C Bit Field Structures For Microcontroller Multitasking

So you’re getting better at programming microcontrollers and now you want to do several things at once? You know better than that, microcontrollers are only capable of processing one thing at a time. But if you’re clever with your coding you can achieve something that behaves as if several things are going on at once. The most common way to do this is to set a flag using an interrupt, then use the main loop to check for that flag. [S1axter] posted a tutorial on this topic where he uses bit field structures to help simplify time sensitive events.

We think [S1axter] did a fantastic job of explaining this moderately difficult topic clearly and quickly. In the video after the break he begins by explaining what a bit field is and how it is defined. Basically you’re using a C structure to track a flag using just one bit of storage. This way the flag is either set or not. We suggest you pay careful attention to how he declares the structures as volatile, so you don’t have unexpected behavior when you try it yourself.

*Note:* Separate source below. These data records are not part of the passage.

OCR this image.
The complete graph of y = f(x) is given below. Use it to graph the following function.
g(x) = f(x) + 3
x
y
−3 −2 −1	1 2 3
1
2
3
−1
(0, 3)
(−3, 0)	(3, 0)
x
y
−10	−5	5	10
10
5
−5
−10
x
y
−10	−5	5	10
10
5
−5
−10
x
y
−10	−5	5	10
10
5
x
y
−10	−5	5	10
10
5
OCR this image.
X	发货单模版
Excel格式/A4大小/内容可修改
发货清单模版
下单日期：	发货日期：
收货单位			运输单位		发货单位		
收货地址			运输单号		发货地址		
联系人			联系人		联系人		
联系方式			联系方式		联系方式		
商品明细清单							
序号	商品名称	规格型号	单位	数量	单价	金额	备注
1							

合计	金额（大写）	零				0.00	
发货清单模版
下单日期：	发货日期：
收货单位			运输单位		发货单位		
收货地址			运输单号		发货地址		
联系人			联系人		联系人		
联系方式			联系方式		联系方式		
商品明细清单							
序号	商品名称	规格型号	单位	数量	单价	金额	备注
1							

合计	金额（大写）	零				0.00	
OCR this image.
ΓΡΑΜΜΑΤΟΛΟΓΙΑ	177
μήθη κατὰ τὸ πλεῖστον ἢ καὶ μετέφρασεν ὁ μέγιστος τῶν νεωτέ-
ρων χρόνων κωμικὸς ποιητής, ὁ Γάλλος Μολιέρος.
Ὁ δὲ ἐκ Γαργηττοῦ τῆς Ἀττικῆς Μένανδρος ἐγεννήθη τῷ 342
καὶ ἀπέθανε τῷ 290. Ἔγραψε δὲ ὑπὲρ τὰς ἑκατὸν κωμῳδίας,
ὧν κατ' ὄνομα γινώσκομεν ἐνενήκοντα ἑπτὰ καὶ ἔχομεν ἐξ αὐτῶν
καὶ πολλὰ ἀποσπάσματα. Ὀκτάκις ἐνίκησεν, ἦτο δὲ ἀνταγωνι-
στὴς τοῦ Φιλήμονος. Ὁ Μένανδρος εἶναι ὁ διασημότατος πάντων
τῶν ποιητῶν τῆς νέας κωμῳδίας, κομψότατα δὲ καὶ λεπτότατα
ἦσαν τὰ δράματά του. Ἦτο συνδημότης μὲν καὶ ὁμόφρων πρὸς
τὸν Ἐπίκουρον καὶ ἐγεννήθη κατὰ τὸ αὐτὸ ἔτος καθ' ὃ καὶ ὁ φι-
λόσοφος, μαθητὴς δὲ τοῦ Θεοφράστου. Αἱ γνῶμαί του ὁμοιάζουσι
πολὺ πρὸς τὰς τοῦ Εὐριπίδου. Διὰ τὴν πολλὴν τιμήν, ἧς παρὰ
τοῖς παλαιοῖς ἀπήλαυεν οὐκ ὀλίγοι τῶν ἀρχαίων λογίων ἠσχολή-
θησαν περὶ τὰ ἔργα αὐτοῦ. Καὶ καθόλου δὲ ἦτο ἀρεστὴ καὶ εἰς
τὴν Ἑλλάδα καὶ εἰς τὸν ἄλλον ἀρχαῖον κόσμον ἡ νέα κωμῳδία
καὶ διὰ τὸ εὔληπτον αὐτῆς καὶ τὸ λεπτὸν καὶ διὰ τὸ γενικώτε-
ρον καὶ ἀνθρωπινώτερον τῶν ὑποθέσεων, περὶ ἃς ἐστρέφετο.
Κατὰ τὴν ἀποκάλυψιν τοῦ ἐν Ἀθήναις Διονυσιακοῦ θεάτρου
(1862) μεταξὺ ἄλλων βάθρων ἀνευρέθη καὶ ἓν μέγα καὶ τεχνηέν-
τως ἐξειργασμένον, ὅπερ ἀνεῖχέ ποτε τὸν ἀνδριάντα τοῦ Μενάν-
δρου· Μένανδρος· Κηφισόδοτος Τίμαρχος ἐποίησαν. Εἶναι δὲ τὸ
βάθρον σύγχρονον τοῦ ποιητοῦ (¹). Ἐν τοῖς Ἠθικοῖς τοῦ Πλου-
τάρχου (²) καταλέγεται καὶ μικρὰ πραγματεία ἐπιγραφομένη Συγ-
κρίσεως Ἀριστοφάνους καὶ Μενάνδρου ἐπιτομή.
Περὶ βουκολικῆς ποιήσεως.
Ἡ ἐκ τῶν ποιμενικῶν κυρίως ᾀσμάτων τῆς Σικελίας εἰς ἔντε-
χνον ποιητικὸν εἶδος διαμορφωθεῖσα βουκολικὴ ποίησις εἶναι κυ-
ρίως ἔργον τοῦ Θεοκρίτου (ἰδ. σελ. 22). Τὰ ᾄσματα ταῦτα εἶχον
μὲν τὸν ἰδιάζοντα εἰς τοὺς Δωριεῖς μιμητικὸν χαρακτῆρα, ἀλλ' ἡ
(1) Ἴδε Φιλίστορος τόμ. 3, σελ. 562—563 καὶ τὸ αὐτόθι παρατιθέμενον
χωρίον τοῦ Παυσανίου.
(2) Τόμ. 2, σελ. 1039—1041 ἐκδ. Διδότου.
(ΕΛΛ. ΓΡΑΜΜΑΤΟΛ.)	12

[youtube=http://www.youtube.com/watch?v=Voqg4Mx2Sg8&w=470]

27 thoughts on “C Bit Field Structures For Microcontroller Multitasking

  1. Volatile, it can be useful. But with warnings: http://lwn.net/Articles/233482/

    For larger systems volatile fails to account for a lot of situations. For microcontrollers it works most of the times. Still, your compiler is allowed to re-order instructions without changing the functionality of that function. (this can be a real problem if it happens to you!)

    1. I’m very curious to know more about the warnings because the link itself didn’t provide enough background/context for me to understand what it was referring to.

      I use volatile a LOT with microcontrollers because I do not know of any other way to keep the compilers from optimizing out reads of a variable that is shared between main code and an interrupt.

      As an example:

      volatile uint8_t flag;

      void isr()
      {
      flag = 1;
      }

      void main()
      {
      flag = 0;
      while (!flag);
      //more code ...
      }

      With most of my compilers, the while loop would never terminate if I didn’t include the volatile keyword as the optimizer would skip re-reading the flag variable and assume its value hadn’t changed. I understand that volatile and atomic are two VERY different things and that data consistency is not guaranteed on successive reads of a volatile variable (which is kind of the point…) but I don’t understand what that has to do with the stuff Linus was upset about.

      Forgive my ignorance, I’m mostly self-taught but I am trying to improve my understanding.

      1. @Will
        http://lwn.net/Articles/233479/
        “C programmers have often taken volatile to mean that the variable could be changed outside of the current thread of execution; as a result, they are sometimes tempted to use it in kernel code when shared data structures are being used.”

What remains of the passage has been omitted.